Words are powerful things. There are lots of theories as to why: a brilliant Swiss linguistic theorist named Ferdinand de Saussure suggested that they are significance bearers, and he distinguished between the signifier and thing signified. In as much as he sees the connection between the two as arbitrary, he never really explains the shape of words, like say why the word “bark” is used to describe the way a dog barks (where “woof” is obviously the onomatopoeic equivalent). But he did correctly talk about their capacity to carry a “sign” that points to the thing they are signifying.
The only way a word can lose significance then, is to strip it of its meaning by endlessly adding meanings to it. When I was a much younger person, at the very inception of my career as a writer, I remember distinctly being at a conference at Rutgers University in New Jersey where I heard one of the speakers explain this phenomenon: he pointed to a chair in the room and said that it could be called a stool instead of a chair because it could be used as a stool. A chair, he said, could also be a ladder, if you’re changing a light bulb, or a night table, if you keep your water glass on it at night. A chair, he said, is not just a chair and, he added, it can be quite something other than a chair. The word chair, he said, therefore has no meaning. Words, he declared, simply have no meaning per se. They are arbitrary; they are so flexible that they have lost their elasticity.

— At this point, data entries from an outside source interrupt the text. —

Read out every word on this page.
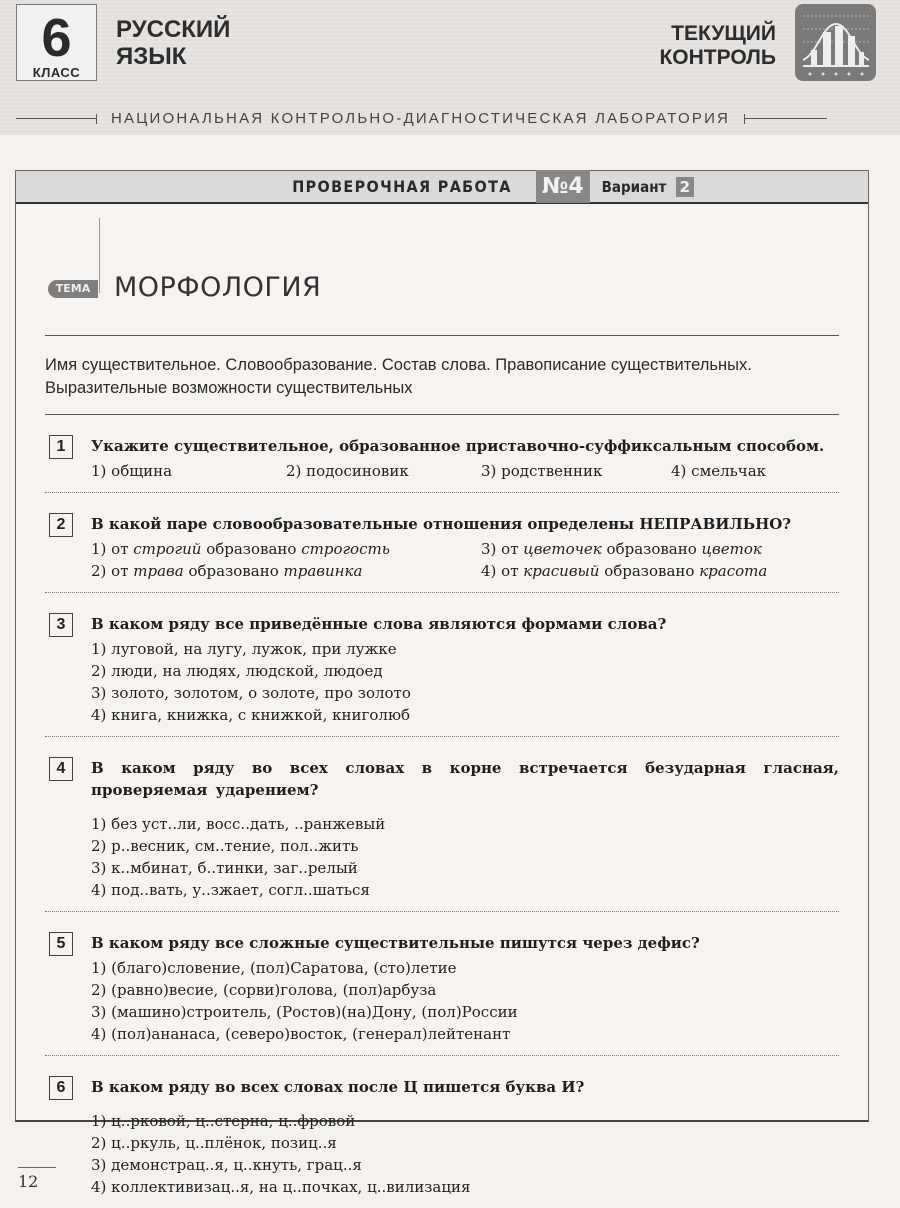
6
КЛАСС
РУССКИЙ
ЯЗЫК
ТЕКУЩИЙ
КОНТРОЛЬ
НАЦИОНАЛЬНАЯ КОНТРОЛЬНО-ДИАГНОСТИЧЕСКАЯ ЛАБОРАТОРИЯ
ПРОВЕРОЧНАЯ РАБОТА №4	Вариант 2
ТЕМА МОРФОЛОГИЯ
Имя существительное. Словообразование. Состав слова. Правописание существительных. Выразительные возможности существительных
1	Укажите существительное, образованное приставочно-суффиксальным способом.
1) община	2) подосиновик	3) родственник	4) смельчак
2	В какой паре словообразовательные отношения определены НЕПРАВИЛЬНО?
1) от строгий образовано строгость	3) от цветочек образовано цветок
2) от трава образовано травинка	4) от красивый образовано красота
3	В каком ряду все приведённые слова являются формами слова?
1) луговой, на лугу, лужок, при лужке
2) люди, на людях, людской, людоед
3) золото, золотом, о золоте, про золото
4) книга, книжка, с книжкой, книголюб
4	В каком ряду во всех словах в корне встречается безударная гласная, проверяемая ударением?
1) без уст..ли, восс..дать, ..ранжевый
2) р..весник, см..тение, пол..жить
3) к..мбинат, б..тинки, заг..релый
4) под..вать, у..зжает, согл..шаться
5	В каком ряду все сложные существительные пишутся через дефис?
1) (благо)словение, (пол)Саратова, (сто)летие
2) (равно)весие, (сорви)голова, (пол)арбуза
3) (машино)строитель, (Ростов)(на)Дону, (пол)России
4) (пол)ананаса, (северо)восток, (генерал)лейтенант
6	В каком ряду во всех словах после Ц пишется буква И?
1) ц..рковой, ц..стерна, ц..фровой
2) ц..ркуль, ц..плёнок, позиц..я
3) демонстрац..я, ц..кнуть, грац..я
4) коллективизац..я, на ц..почках, ц..вилизация
12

But he wasn’t finished. He went further: nothing, he said, has any meaning. And, he added, as a result, there are no laws or rules that pertain to any individual. All rules, he boldly added, are, like words, artificial constructs devoid of meaning. Life, he concluded, has no meaning. Such a point of view may sound like a grand reductio ad absurdum, and in fact it is. I should, too, note carefully here that this speaker was not kidding around: he actually meant every word he said. To his credit, he had followed the path whither it in fact leads, into the great abyss of nihilism.

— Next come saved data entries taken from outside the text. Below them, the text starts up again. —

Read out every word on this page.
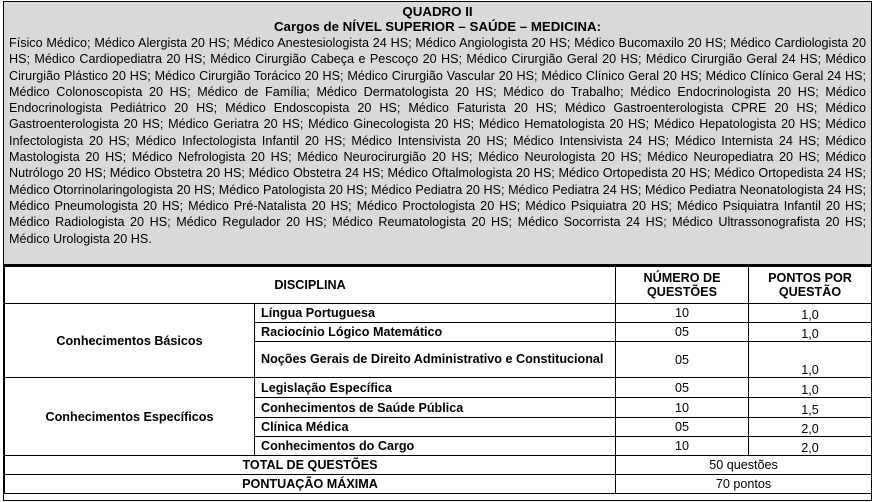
QUADRO II
Cargos de NÍVEL SUPERIOR – SAÚDE – MEDICINA:
Físico Médico; Médico Alergista 20 HS; Médico Anestesiologista 24 HS; Médico Angiologista 20 HS; Médico Bucomaxilo 20 HS; Médico Cardiologista 20 HS; Médico Cardiopediatra 20 HS; Médico Cirurgião Cabeça e Pescoço 20 HS; Médico Cirurgião Geral 20 HS; Médico Cirurgião Geral 24 HS; Médico Cirurgião Plástico 20 HS; Médico Cirurgião Torácico 20 HS; Médico Cirurgião Vascular 20 HS; Médico Clínico Geral 20 HS; Médico Clínico Geral 24 HS; Médico Colonoscopista 20 HS; Médico de Família; Médico Dermatologista 20 HS; Médico do Trabalho; Médico Endocrinologista 20 HS; Médico Endocrinologista Pediátrico 20 HS; Médico Endoscopista 20 HS; Médico Faturista 20 HS; Médico Gastroenterologista CPRE 20 HS; Médico Gastroenterologista 20 HS; Médico Geriatra 20 HS; Médico Ginecologista 20 HS; Médico Hematologista 20 HS; Médico Hepatologista 20 HS; Médico Infectologista 20 HS; Médico Infectologista Infantil 20 HS; Médico Intensivista 20 HS; Médico Intensivista 24 HS; Médico Internista 24 HS; Médico Mastologista 20 HS; Médico Nefrologista 20 HS; Médico Neurocirurgião 20 HS; Médico Neurologista 20 HS; Médico Neuropediatra 20 HS; Médico Nutrólogo 20 HS; Médico Obstetra 20 HS; Médico Obstetra 24 HS; Médico Oftalmologista 20 HS; Médico Ortopedista 20 HS; Médico Ortopedista 24 HS; Médico Otorrinolaringologista 20 HS; Médico Patologista 20 HS; Médico Pediatra 20 HS; Médico Pediatra 24 HS; Médico Pediatra Neonatologista 24 HS; Médico Pneumologista 20 HS; Médico Pré-Natalista 20 HS; Médico Proctologista 20 HS; Médico Psiquiatra 20 HS; Médico Psiquiatra Infantil 20 HS; Médico Radiologista 20 HS; Médico Regulador 20 HS; Médico Reumatologista 20 HS; Médico Socorrista 24 HS; Médico Ultrassonografista 20 HS; Médico Urologista 20 HS.
DISCIPLINA		NÚMERO DE QUESTÕES	PONTOS POR QUESTÃO
Conhecimentos Básicos	Língua Portuguesa	10	1,0
	Raciocínio Lógico Matemático	05	1,0
	Noções Gerais de Direito Administrativo e Constitucional	05	1,0
Conhecimentos Específicos	Legislação Específica	05	1,0
	Conhecimentos de Saúde Pública	10	1,5
	Clínica Médica	05	2,0
	Conhecimentos do Cargo	10	2,0
TOTAL DE QUESTÕES		50 questões	
PONTUAÇÃO MÁXIMA		70 pontos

I wonder, though, if words did have real meaning, where the path would lead. Put another way, one can see that “bark” can mean both the skin of the tree and what my dog does when a burglar jiggles the lock on my door, or “love” can signify the passionate act that a young couple makes as easily as it can connote the compassionate act of hugging a disabled elderly woman whom you’ve only just met in a nursing home. Yet even though the words “love” and “bark” have remarkable range, that doesn’t mean they are devoid of meaning. The man burgling my house, unless he is hearing impaired, decides to rob another house; (I have a Great Dane with a very deep and ferocious-sounding bark). The young couple doesn’t need to be told what love is, nor does the person in the nursing home receiving the hug. They know. They know because words do in fact have meaning. They bear significance because the thing they signify has meaning. The life of the disabled person has meaning. The passionate love of the young couple has meaning. And any burglar can tell you that a Great Dane’s bark most certainly has meaning.
So, I’m sorry to have to report to the famous lecturer of many years ago, that he was simply wrong. A chair can be used as a nightstand or a ladder, but it is still a chair. Words have meaning because, in fact, life does, too. And that, in case you were wondering, is the real meaning of a barking dog.